A ROBUST CONVOLUTIONAL NEURAL NETWORK-BASED APPROACH FOR HUMAN EMOTION CLASSIFICATION: CROSS-DATASET VALIDATION AND GENERALIZATION
Keywords:
Facial Expressions Recognition, Human Social Interaction, Convolutional Neural NetworksAbstract
This paper presents advancements in the field of facial expression recognition, emphasizing the development and application of machine learning algorithms to enhance the automated understanding of human emotions. We detail our methodological approach, which integrates deep learning techniques with real time image processing to identify and classify a wide range of facial expressions across diverse human populations. The core of our research lies in the creation and validation of a robust model trained on an extensive dataset that includes varied emotional states captured under different environmental conditions. Our findings demonstrate significant improvements in accuracy and speed over existing systems, highlighting the model's adaptability to both static images and dynamic video streams.

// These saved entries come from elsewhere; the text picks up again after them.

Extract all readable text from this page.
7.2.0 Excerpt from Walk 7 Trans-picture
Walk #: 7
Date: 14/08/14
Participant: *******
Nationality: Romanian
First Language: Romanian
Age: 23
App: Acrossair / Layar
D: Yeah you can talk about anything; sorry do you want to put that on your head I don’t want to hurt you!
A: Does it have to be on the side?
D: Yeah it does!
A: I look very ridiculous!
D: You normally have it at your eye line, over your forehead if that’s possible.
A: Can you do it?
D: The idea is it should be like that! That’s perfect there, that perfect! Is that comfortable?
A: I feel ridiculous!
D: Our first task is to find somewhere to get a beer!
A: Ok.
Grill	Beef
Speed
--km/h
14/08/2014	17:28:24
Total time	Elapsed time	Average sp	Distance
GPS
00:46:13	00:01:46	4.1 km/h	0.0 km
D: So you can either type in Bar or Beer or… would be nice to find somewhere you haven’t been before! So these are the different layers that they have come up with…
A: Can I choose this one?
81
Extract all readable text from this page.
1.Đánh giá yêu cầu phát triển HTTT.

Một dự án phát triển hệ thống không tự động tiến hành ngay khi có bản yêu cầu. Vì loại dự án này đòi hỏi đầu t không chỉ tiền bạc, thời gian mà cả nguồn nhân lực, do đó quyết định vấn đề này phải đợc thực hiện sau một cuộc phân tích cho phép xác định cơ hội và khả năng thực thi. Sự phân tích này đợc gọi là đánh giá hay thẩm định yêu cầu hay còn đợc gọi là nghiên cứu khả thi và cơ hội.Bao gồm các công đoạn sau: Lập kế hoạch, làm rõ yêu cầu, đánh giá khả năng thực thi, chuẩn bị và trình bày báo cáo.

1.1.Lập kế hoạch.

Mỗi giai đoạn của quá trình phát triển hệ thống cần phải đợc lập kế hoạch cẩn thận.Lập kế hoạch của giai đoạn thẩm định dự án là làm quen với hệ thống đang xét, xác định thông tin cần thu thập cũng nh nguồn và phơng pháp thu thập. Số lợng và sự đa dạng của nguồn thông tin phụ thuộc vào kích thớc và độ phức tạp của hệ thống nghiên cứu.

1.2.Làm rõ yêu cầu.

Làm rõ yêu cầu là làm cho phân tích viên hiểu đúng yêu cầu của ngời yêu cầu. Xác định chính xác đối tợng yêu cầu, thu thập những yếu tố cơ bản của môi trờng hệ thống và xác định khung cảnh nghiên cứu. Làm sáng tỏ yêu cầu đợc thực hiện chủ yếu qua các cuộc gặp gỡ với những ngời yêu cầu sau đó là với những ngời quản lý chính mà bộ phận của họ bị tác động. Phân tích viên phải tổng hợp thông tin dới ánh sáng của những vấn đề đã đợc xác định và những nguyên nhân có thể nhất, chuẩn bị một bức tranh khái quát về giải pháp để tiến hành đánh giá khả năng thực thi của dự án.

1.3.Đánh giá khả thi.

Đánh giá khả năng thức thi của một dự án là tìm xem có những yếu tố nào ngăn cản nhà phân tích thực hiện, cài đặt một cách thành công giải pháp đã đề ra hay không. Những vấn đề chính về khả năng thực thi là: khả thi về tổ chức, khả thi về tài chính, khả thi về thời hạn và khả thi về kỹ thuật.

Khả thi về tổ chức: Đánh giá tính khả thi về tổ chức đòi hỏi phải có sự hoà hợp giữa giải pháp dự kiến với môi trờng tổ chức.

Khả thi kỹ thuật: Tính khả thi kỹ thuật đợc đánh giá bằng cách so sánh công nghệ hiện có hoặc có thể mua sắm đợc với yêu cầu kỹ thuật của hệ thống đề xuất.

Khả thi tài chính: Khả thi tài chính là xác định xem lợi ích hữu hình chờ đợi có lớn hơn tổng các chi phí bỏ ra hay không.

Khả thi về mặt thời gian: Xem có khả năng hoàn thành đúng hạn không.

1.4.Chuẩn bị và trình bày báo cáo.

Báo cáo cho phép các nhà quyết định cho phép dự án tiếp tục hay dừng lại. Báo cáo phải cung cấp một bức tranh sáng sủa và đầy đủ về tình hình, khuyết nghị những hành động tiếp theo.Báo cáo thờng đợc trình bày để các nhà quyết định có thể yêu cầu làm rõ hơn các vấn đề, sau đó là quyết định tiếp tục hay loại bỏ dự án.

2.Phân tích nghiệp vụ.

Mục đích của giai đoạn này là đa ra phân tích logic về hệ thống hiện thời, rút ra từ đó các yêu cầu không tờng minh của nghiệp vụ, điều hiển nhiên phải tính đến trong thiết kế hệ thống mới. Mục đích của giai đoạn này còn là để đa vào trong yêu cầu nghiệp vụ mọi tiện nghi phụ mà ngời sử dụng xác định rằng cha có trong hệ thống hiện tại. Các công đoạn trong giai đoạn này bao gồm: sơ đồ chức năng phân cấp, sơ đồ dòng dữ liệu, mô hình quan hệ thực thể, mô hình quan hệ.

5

We also address the challenges related to the interpretability of machine learning models in this context and propose solutions to increase transparency and reliability. The implications of this technology for applications in sectors such as security, healthcare, and customer service are discussed, along with ethical considerations concerning privacy and the potential for bias. The paper concludes with suggestions for further research to refine these technologies and expand their practical applications. The proposed model of facial expression recognition can deal with subjects of any ethnicity.